Dallas-based Axiometrics recently released its latest monthly market performance data and the results show that new units hitting the market have not really made a dent in rent growth thus far.

According to the report, national effective rents increased by only 0.54 percent in July. That makes the year-to-date increase in rents 4.42 percent. But if you look at last summer, the growth is a bit behind this year. Last July was the peak of rent increases, with a 5.32 percent figure. Since last November, rent growth has consistently hovered around the 4 percent mark.

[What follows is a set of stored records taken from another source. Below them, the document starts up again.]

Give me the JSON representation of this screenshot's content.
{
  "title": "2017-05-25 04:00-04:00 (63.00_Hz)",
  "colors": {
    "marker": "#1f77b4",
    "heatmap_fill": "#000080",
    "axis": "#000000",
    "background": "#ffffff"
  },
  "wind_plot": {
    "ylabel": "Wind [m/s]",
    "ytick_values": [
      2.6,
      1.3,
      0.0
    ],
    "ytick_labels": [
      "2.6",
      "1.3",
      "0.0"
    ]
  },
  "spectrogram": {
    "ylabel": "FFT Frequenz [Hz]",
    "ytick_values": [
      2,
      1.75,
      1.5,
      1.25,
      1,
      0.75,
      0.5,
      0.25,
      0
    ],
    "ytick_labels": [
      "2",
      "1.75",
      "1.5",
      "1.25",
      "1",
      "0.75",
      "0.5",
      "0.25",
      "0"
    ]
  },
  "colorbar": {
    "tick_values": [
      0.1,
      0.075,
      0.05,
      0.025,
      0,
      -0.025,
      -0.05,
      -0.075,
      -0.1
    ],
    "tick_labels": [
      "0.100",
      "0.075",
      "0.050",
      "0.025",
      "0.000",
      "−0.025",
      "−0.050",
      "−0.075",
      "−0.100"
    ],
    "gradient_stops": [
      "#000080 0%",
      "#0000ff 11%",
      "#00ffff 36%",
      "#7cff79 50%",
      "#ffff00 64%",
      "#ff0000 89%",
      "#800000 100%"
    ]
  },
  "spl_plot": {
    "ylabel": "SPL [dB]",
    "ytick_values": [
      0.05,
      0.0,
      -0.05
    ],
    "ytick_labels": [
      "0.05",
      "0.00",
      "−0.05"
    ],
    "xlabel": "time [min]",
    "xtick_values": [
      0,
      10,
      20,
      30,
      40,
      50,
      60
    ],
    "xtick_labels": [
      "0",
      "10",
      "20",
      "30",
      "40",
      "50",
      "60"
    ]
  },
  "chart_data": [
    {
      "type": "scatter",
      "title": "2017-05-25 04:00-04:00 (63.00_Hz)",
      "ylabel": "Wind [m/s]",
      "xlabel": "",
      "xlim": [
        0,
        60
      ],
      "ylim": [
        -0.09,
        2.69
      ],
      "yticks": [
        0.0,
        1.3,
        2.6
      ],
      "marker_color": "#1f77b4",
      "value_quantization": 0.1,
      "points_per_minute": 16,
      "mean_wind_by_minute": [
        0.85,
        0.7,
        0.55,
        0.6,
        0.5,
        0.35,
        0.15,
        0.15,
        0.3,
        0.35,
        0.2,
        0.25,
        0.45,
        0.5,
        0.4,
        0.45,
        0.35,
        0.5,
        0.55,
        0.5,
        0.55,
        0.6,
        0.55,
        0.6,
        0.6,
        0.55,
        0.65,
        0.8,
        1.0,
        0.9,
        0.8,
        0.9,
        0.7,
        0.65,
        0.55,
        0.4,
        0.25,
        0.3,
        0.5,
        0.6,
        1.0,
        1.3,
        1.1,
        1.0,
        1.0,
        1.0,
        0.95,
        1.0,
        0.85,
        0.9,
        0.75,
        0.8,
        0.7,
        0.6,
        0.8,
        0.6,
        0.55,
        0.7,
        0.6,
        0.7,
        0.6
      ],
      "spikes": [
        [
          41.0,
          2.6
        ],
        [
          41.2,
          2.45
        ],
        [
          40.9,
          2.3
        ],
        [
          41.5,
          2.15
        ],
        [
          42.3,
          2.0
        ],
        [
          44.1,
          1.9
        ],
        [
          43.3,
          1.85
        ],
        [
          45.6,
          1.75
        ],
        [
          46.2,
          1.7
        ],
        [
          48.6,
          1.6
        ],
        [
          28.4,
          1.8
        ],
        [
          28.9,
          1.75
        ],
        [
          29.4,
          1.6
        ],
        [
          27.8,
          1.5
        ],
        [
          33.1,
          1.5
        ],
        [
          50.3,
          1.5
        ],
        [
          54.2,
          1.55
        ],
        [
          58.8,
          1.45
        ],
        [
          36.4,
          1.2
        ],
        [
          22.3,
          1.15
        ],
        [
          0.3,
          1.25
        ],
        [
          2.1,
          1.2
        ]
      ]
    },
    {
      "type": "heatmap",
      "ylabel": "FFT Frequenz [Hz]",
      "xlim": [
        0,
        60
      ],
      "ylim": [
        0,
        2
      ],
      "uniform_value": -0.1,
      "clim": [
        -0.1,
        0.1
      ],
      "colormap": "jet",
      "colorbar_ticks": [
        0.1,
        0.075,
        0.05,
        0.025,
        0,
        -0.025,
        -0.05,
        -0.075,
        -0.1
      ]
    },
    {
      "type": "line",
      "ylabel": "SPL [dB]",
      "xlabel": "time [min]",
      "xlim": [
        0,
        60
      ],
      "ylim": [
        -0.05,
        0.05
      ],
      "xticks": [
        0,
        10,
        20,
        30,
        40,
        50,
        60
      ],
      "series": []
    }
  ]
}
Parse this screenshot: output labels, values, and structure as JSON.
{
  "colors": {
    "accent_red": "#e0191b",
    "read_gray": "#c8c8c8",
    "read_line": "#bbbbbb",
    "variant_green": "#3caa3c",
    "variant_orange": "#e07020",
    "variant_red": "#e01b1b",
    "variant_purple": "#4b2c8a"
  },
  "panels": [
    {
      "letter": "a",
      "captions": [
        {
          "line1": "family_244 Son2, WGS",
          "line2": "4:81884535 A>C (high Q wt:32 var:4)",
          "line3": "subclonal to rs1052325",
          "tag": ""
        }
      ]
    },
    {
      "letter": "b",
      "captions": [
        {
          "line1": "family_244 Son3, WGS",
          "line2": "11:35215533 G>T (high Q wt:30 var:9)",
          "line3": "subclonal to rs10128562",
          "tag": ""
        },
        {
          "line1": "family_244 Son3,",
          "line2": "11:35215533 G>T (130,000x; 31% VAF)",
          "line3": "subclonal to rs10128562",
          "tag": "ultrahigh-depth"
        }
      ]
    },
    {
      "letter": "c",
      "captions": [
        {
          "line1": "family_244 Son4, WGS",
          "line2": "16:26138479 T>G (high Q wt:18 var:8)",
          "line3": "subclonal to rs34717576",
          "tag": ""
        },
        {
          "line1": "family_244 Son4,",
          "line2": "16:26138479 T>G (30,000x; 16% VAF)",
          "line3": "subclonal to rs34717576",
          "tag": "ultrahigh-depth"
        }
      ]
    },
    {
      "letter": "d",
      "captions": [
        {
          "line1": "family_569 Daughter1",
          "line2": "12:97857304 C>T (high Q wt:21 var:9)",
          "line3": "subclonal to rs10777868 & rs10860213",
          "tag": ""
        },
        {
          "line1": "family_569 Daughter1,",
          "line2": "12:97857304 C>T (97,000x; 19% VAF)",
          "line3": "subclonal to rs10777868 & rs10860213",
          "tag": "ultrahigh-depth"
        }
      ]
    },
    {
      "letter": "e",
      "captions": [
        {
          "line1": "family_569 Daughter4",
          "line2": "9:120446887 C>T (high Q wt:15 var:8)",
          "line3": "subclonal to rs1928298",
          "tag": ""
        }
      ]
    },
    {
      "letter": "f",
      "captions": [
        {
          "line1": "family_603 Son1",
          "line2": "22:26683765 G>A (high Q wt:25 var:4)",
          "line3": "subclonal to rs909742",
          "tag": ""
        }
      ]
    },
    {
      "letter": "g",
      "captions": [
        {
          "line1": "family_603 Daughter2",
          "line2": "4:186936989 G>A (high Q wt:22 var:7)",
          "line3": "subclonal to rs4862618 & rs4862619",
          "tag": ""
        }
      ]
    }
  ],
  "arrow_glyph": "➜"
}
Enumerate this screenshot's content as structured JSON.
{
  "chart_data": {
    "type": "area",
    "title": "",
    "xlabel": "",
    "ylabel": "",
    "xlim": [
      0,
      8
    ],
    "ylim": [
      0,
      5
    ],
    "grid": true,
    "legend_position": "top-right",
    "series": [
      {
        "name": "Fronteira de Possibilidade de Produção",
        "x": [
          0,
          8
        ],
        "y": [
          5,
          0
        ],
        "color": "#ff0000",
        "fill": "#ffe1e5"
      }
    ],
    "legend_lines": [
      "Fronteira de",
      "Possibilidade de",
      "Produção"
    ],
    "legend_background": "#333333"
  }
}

Axiometrics sees the gradual moderation of rent growth and occupancy rate, which also remain largely unchanged, as a trend that will continue moving forward as opposed to drastic up and down swings. But things could easily change as new supply hit the market in the coming months.

“Interestingly, new supply is also just now really starting to hit the market in a big way, so at this point it can’t be faulted for the moderation in rent growth, especially as some markets—like Houston, Southeast Florida, Nashville, and Denver—are actually seeing growth rates higher than they were a year ago," said Ron Johnsey, president of Axiometrics. "The performance of the apartment market between now and next spring will provide a better idea of how the new deliveries are impacting existing product, as close to 89,000 new units will be delivered between now and April 2013.”

The rate of new deliveries is currently on a fast track, with 56,000 units going online by the end of 2012 and about 129,000 units hitting the market in 2013.